Bem mais do que a Las Vegas de Venturi, Hollywood merecia uma tese de urbanismo, já que se tornou depois das cidades-teatro da Antiguidade e da Renascença italiana, a primeira CINECITTA, a cidade do cinema vivo onde fundiram-se até o delírio, o cenário e a realidade, os planos de cadastro e os planos-sequência, os vivos e os mortos-vivos. Aqui mais do que em qualquer outra parte, as tecnologias avançadas convergiram para moldar um espaço-tempo sintéticos.

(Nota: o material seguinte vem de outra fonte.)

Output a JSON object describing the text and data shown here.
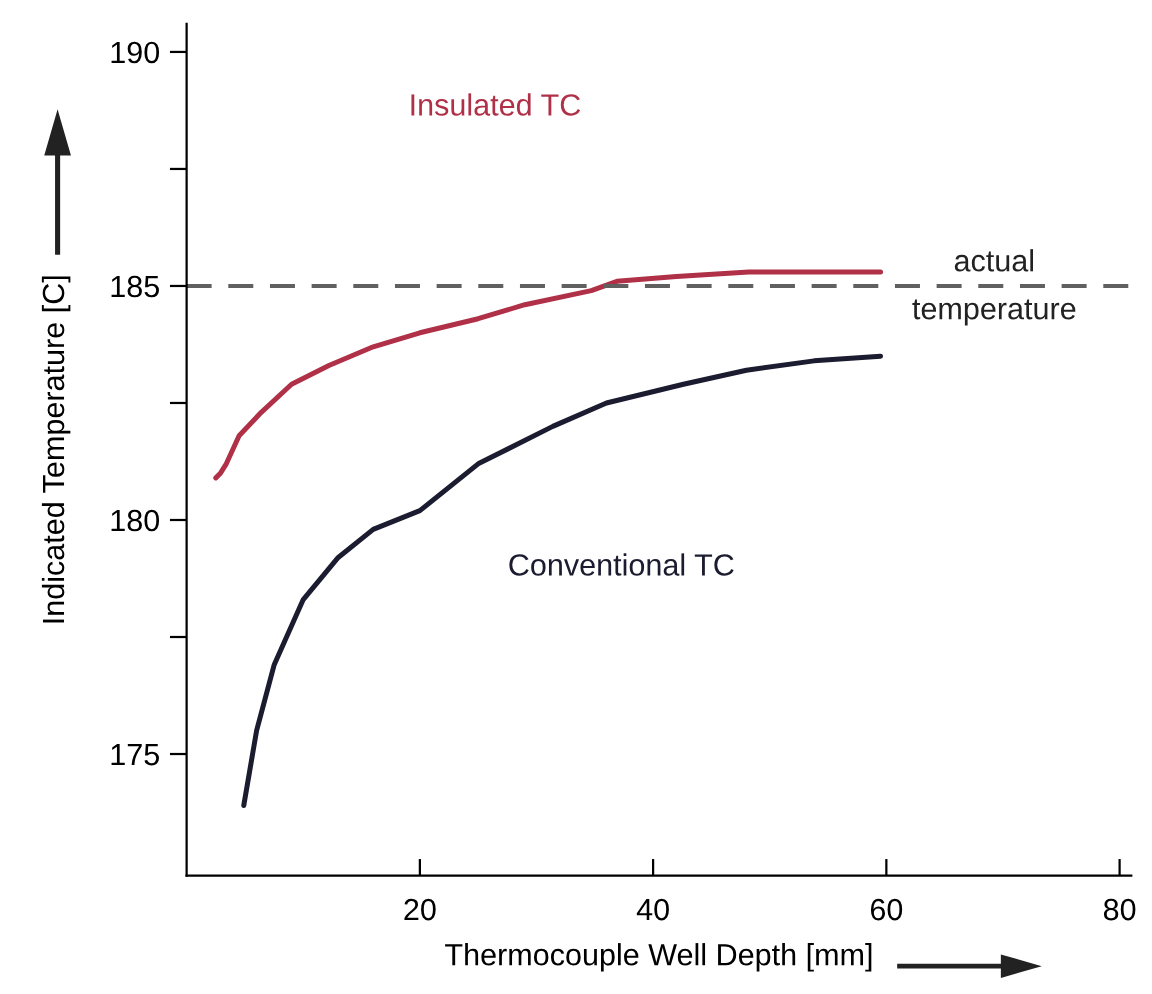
{
  "chart_data": {
    "type": "line",
    "xlabel": "Thermocouple Well Depth [mm]",
    "ylabel": "Indicated Temperature [C]",
    "xlim": [
      0,
      81
    ],
    "ylim": [
      172.4,
      190.6
    ],
    "xticks": [
      20,
      40,
      60,
      80
    ],
    "yticks": [
      175,
      {
        "value": 177.5,
        "label": null
      },
      180,
      {
        "value": 182.5,
        "label": null
      },
      185,
      {
        "value": 187.5,
        "label": null
      },
      190
    ],
    "grid": false,
    "legend": false,
    "marker": "none",
    "line_style": "solid",
    "series": [
      {
        "name": "Insulated TC",
        "color": "#b03048",
        "x": [
          2.5,
          2.9,
          3.4,
          4.5,
          6.4,
          9,
          12.2,
          16,
          20,
          25,
          29,
          34.7,
          36.9,
          42,
          48.2,
          54,
          59.5
        ],
        "values": [
          180.9,
          181.0,
          181.2,
          181.8,
          182.3,
          182.9,
          183.3,
          183.7,
          184.0,
          184.3,
          184.6,
          184.9,
          185.1,
          185.2,
          185.3,
          185.3,
          185.3
        ]
      },
      {
        "name": "Conventional TC",
        "color": "#1c1c30",
        "x": [
          4.9,
          6,
          7.5,
          10,
          13,
          16,
          20,
          25,
          31.4,
          36,
          42.6,
          48,
          53.8,
          59.5
        ],
        "values": [
          173.9,
          175.5,
          176.9,
          178.3,
          179.2,
          179.8,
          180.2,
          181.2,
          182.0,
          182.5,
          182.9,
          183.2,
          183.4,
          183.5
        ]
      }
    ],
    "ref_lines": [
      {
        "axis": "y",
        "value": 185,
        "label": "actual temperature",
        "color": "#606060",
        "line_style": "dashed"
      }
    ]
  }
}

Babilônia da desrealização fílmica, Hollywood foi construída bairro por bairro, avenida por avenida, sob o crepúsculo das aparências, o sucesso dos procedimentos ilusionistas, o impulso de produções espetaculares como as de D.W. Griffith, em um prenúncio de urbanização megalônoma da Disneylândia, Disneyworld e Epcot-Center.

Hoje quando Francis Ford Coppola realiza One From the Heart incrustando seus atores, através de um processo eletrônico, nos planos de uma Las Vegas em tamanho natural reconstruída no estúdio da Zoetrope Company, em Hollywood, simplesmente por que não queria que suas filmagens se adaptassem a cidade real, mas sim esta se adaptasse às suas filmagens, ele ultrapassa em muito Venturi, ao demonstrar menos a ambiguidade arquitetural contemporânea do que a característica “espectral” da cidade e de seus habitantes (VIRILIO, 1993: 20).

O filme se inicia, depois de uma longa tomada de créditos em reproduções computadorizadas de cenários de Las Vegas, aproximando-se da vitrine de uma agência de viagens onde a protagonista, Frannie (Teri Garr), monta uma NY dos sonhos, como se ali chegássemos ao locus real da trama, um espaço construído, atraente e luminoso atravessado pelo reflexo de um exterior movimentado, também construído e luminoso. O céu artificial e o excessivo uso de neon no filme criam uma atmosfera persistentemente confusa entre interior e exterior. O encontro amoroso que marca a virada na trama surge de um olhar na vitrine: Frannie está em Bora-Bora, do outro lado do espelho, o que permite que miremos tanto sua face quanto a do futuro amante, o olhar e ser olhado se concretizam em uma imagem exterior na triangulação entre os personagens e o espectador.

Nesse intercâmbio observador-observado, a circunstância e a instabilidade da imagem retratada por Atget operam tensionando valores de fidedignidade e verossimilhança atribuídos à fotografia. Ordenados pelo ângulo de tomada praticado pelo fotógrafo, o olhar não realiza a expectativa por uma abordagem objetiva e distanciada do tema, pelo contrário, o riso plasticizado, o olhar altivo e penetrante dos manequins, a matéria reflexiva que se acomoda sobre o análogo esperado de uma vitrine conduzem o observador a dividir sua atenção e a encontrar outra lógica que cada vez mais permeia a metrópole moderna: a temporalidade fugaz que sucessivamente apresenta e dissipa os espaços percebidos sob o caminhar inebriado do transeunte (COSTA, 2016: 60).